An obsession with autonomy is another legacy of the Gorkhali chieftain who depicted his possession as a yam between two rocks. The description implies that rocks shall remain immobile forever, letting the yam perpetually expand into their crevices. Jang Bahadur Kunwar (1816-1877), an adventurous soldier of the Gorkhali Court, was the first one to realize the true significance of location in the geopolitics of the region. Nepal has been a vassal state since the Treaty of Sugauli (1814-1816); Jung turned it into a tributary enterprise by putting the entire country and all its resources at the disposal of the British Empire. There is a reason the Ranarchy (1846 – 1951) lasted for over a century by turning the entire country into a giant prison.

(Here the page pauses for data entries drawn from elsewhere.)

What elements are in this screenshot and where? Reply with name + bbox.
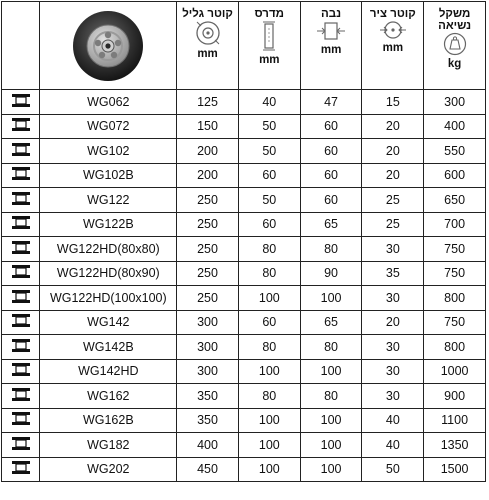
load-capacity-cell: 1350 <box>424 433 486 458</box>
caster-bracket-icon <box>11 166 31 184</box>
load-capacity-cell: 300 <box>424 90 486 115</box>
wheel-diameter-cell: 250 <box>177 286 239 311</box>
spec-table <box>1 1 486 482</box>
axle-diameter-cell: 40 <box>362 408 424 433</box>
load-capacity-cell: 400 <box>424 114 486 139</box>
model-cell: WG102B <box>40 163 177 188</box>
tread-width-cell: 80 <box>238 261 300 286</box>
header-load-capacity-unit: kg <box>447 57 462 70</box>
row-icon-cell <box>2 433 40 458</box>
wheel-photo-icon <box>70 8 146 84</box>
tread-width-cell: 100 <box>238 433 300 458</box>
wheel-diameter-cell: 300 <box>177 335 239 360</box>
weight-icon <box>443 32 467 56</box>
row-icon-cell <box>2 408 40 433</box>
wheel-photo <box>40 3 176 88</box>
header-blank-cell <box>2 2 40 90</box>
hub-length-cell: 100 <box>300 457 362 482</box>
load-capacity-cell: 800 <box>424 335 486 360</box>
load-capacity-cell: 1100 <box>424 408 486 433</box>
load-capacity-cell: 900 <box>424 384 486 409</box>
load-capacity-cell: 800 <box>424 286 486 311</box>
header-hub-length <box>300 2 362 90</box>
hub-length-cell: 60 <box>300 188 362 213</box>
caster-bracket-icon <box>11 215 31 233</box>
hub-length-cell: 100 <box>300 286 362 311</box>
caster-bracket-icon <box>11 436 31 454</box>
header-axle-diameter-unit: mm <box>382 41 404 54</box>
header-hub-length-title: נבה <box>321 7 342 20</box>
wheel-diameter-cell: 300 <box>177 310 239 335</box>
axle-diameter-cell: 30 <box>362 335 424 360</box>
wheel-diameter-cell: 400 <box>177 433 239 458</box>
table-row <box>2 408 486 433</box>
hub-length-cell: 90 <box>300 261 362 286</box>
table-row <box>2 359 486 384</box>
hub-length-cell: 60 <box>300 114 362 139</box>
model-cell: WG102 <box>40 139 177 164</box>
caster-bracket-icon <box>11 338 31 356</box>
table-row <box>2 286 486 311</box>
row-icon-cell <box>2 335 40 360</box>
caster-bracket-icon <box>11 142 31 160</box>
model-cell: WG162 <box>40 384 177 409</box>
axle-diameter-icon <box>378 20 408 40</box>
tread-width-cell: 80 <box>238 384 300 409</box>
header-wheel-diameter-unit: mm <box>197 47 218 60</box>
row-icon-cell <box>2 139 40 164</box>
axle-diameter-cell: 50 <box>362 457 424 482</box>
row-icon-cell <box>2 212 40 237</box>
table-row <box>2 90 486 115</box>
tread-width-cell: 100 <box>238 457 300 482</box>
table-row <box>2 310 486 335</box>
caster-bracket-icon <box>11 93 31 111</box>
wheel-diameter-cell: 150 <box>177 114 239 139</box>
hub-length-cell: 60 <box>300 163 362 188</box>
model-cell: WG202 <box>40 457 177 482</box>
caster-bracket-icon <box>11 387 31 405</box>
table-row <box>2 188 486 213</box>
row-icon-cell <box>2 237 40 262</box>
tread-width-cell: 50 <box>238 139 300 164</box>
model-cell: WG122 <box>40 188 177 213</box>
caster-bracket-icon <box>11 289 31 307</box>
header-hub-length-unit: mm <box>320 43 342 56</box>
row-icon-cell <box>2 310 40 335</box>
hub-length-cell: 100 <box>300 433 362 458</box>
row-icon-cell <box>2 457 40 482</box>
table-row <box>2 163 486 188</box>
wheel-diameter-icon <box>195 20 221 46</box>
table-row <box>2 212 486 237</box>
wheel-diameter-cell: 250 <box>177 237 239 262</box>
tread-width-cell: 50 <box>238 114 300 139</box>
wheel-diameter-cell: 200 <box>177 163 239 188</box>
model-cell: WG142 <box>40 310 177 335</box>
table-row <box>2 114 486 139</box>
wheel-diameter-cell: 200 <box>177 139 239 164</box>
load-capacity-cell: 700 <box>424 212 486 237</box>
row-icon-cell <box>2 90 40 115</box>
hub-length-icon <box>316 20 346 42</box>
wheel-diameter-cell: 350 <box>177 384 239 409</box>
row-icon-cell <box>2 163 40 188</box>
load-capacity-cell: 650 <box>424 188 486 213</box>
axle-diameter-cell: 15 <box>362 90 424 115</box>
caster-bracket-icon <box>11 191 31 209</box>
row-icon-cell <box>2 188 40 213</box>
tread-width-cell: 60 <box>238 310 300 335</box>
caster-bracket-icon <box>11 240 31 258</box>
tread-width-cell: 80 <box>238 237 300 262</box>
table-row <box>2 457 486 482</box>
row-icon-cell <box>2 114 40 139</box>
row-icon-cell <box>2 286 40 311</box>
model-cell: WG142HD <box>40 359 177 384</box>
hub-length-cell: 100 <box>300 408 362 433</box>
table-row <box>2 139 486 164</box>
model-cell: WG122HD(80x90) <box>40 261 177 286</box>
tread-width-icon <box>258 20 280 52</box>
row-icon-cell <box>2 359 40 384</box>
caster-bracket-icon <box>11 313 31 331</box>
wheel-diameter-cell: 125 <box>177 90 239 115</box>
load-capacity-cell: 750 <box>424 261 486 286</box>
load-capacity-cell: 1500 <box>424 457 486 482</box>
wheel-diameter-cell: 250 <box>177 188 239 213</box>
header-tread-width <box>238 2 300 90</box>
axle-diameter-cell: 25 <box>362 188 424 213</box>
axle-diameter-cell: 30 <box>362 384 424 409</box>
caster-bracket-icon <box>11 411 31 429</box>
wheel-diameter-cell: 450 <box>177 457 239 482</box>
tread-width-cell: 100 <box>238 408 300 433</box>
header-axle-diameter <box>362 2 424 90</box>
axle-diameter-cell: 30 <box>362 237 424 262</box>
axle-diameter-cell: 20 <box>362 114 424 139</box>
caster-bracket-icon <box>11 117 31 135</box>
tread-width-cell: 60 <box>238 163 300 188</box>
wheel-diameter-cell: 300 <box>177 359 239 384</box>
axle-diameter-cell: 35 <box>362 261 424 286</box>
axle-diameter-cell: 20 <box>362 139 424 164</box>
load-capacity-cell: 1000 <box>424 359 486 384</box>
model-cell: WG122HD(100x100) <box>40 286 177 311</box>
table-row <box>2 237 486 262</box>
wheel-diameter-cell: 250 <box>177 261 239 286</box>
hub-length-cell: 80 <box>300 237 362 262</box>
model-cell: WG122B <box>40 212 177 237</box>
axle-diameter-cell: 30 <box>362 359 424 384</box>
axle-diameter-cell: 40 <box>362 433 424 458</box>
hub-length-cell: 65 <box>300 310 362 335</box>
tread-width-cell: 100 <box>238 359 300 384</box>
load-capacity-cell: 550 <box>424 139 486 164</box>
axle-diameter-cell: 30 <box>362 286 424 311</box>
model-cell: WG122HD(80x80) <box>40 237 177 262</box>
header-axle-diameter-title: קוטר ציר <box>369 7 416 20</box>
load-capacity-cell: 750 <box>424 237 486 262</box>
hub-length-cell: 47 <box>300 90 362 115</box>
tread-width-cell: 60 <box>238 212 300 237</box>
model-cell: WG182 <box>40 433 177 458</box>
row-icon-cell <box>2 261 40 286</box>
table-row <box>2 335 486 360</box>
wheel-diameter-cell: 350 <box>177 408 239 433</box>
header-load-capacity <box>424 2 486 90</box>
row-icon-cell <box>2 384 40 409</box>
axle-diameter-cell: 20 <box>362 163 424 188</box>
hub-length-cell: 80 <box>300 335 362 360</box>
load-capacity-cell: 750 <box>424 310 486 335</box>
tread-width-cell: 40 <box>238 90 300 115</box>
tread-width-cell: 50 <box>238 188 300 213</box>
header-load-capacity-title: משקל נשיאה <box>438 7 472 32</box>
header-wheel-photo-cell <box>40 2 177 90</box>
hub-length-cell: 65 <box>300 212 362 237</box>
wheel-diameter-cell: 250 <box>177 212 239 237</box>
header-tread-width-unit: mm <box>259 53 280 66</box>
header-row <box>2 2 486 90</box>
caster-bracket-icon <box>11 460 31 478</box>
model-cell: WG072 <box>40 114 177 139</box>
axle-diameter-cell: 25 <box>362 212 424 237</box>
model-cell: WG142B <box>40 335 177 360</box>
table-row <box>2 384 486 409</box>
tread-width-cell: 100 <box>238 286 300 311</box>
table-row <box>2 261 486 286</box>
caster-bracket-icon <box>11 264 31 282</box>
table-row <box>2 433 486 458</box>
header-tread-width-title: מדרס <box>254 7 284 20</box>
hub-length-cell: 100 <box>300 359 362 384</box>
hub-length-cell: 80 <box>300 384 362 409</box>
header-wheel-diameter-title: קוטר גליל <box>182 7 233 20</box>
caster-bracket-icon <box>11 362 31 380</box>
tread-width-cell: 80 <box>238 335 300 360</box>
header-wheel-diameter <box>177 2 239 90</box>
model-cell: WG062 <box>40 90 177 115</box>
load-capacity-cell: 600 <box>424 163 486 188</box>
model-cell: WG162B <box>40 408 177 433</box>
hub-length-cell: 60 <box>300 139 362 164</box>
axle-diameter-cell: 20 <box>362 310 424 335</box>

Once again, Jackson offers a convincing explanation: The constitutive norm of sovereignty in the international system allowed states with virtually no capacity to effectively govern to exist and function with the patronage of hegemonic powers. Mere existence is the essence of negative sovereignty.

Every country deserves the government that it gets. The fault lies with the fate and the sooner people of Birgunj and Barpak realize it, the better. Nepal's sovereignty is so sacrosanct that even emerging principles of R2P (Right to Protect) are unlikely to be applicable in this buffer state. This land is truly at the mercy of Lord Pashupatinath.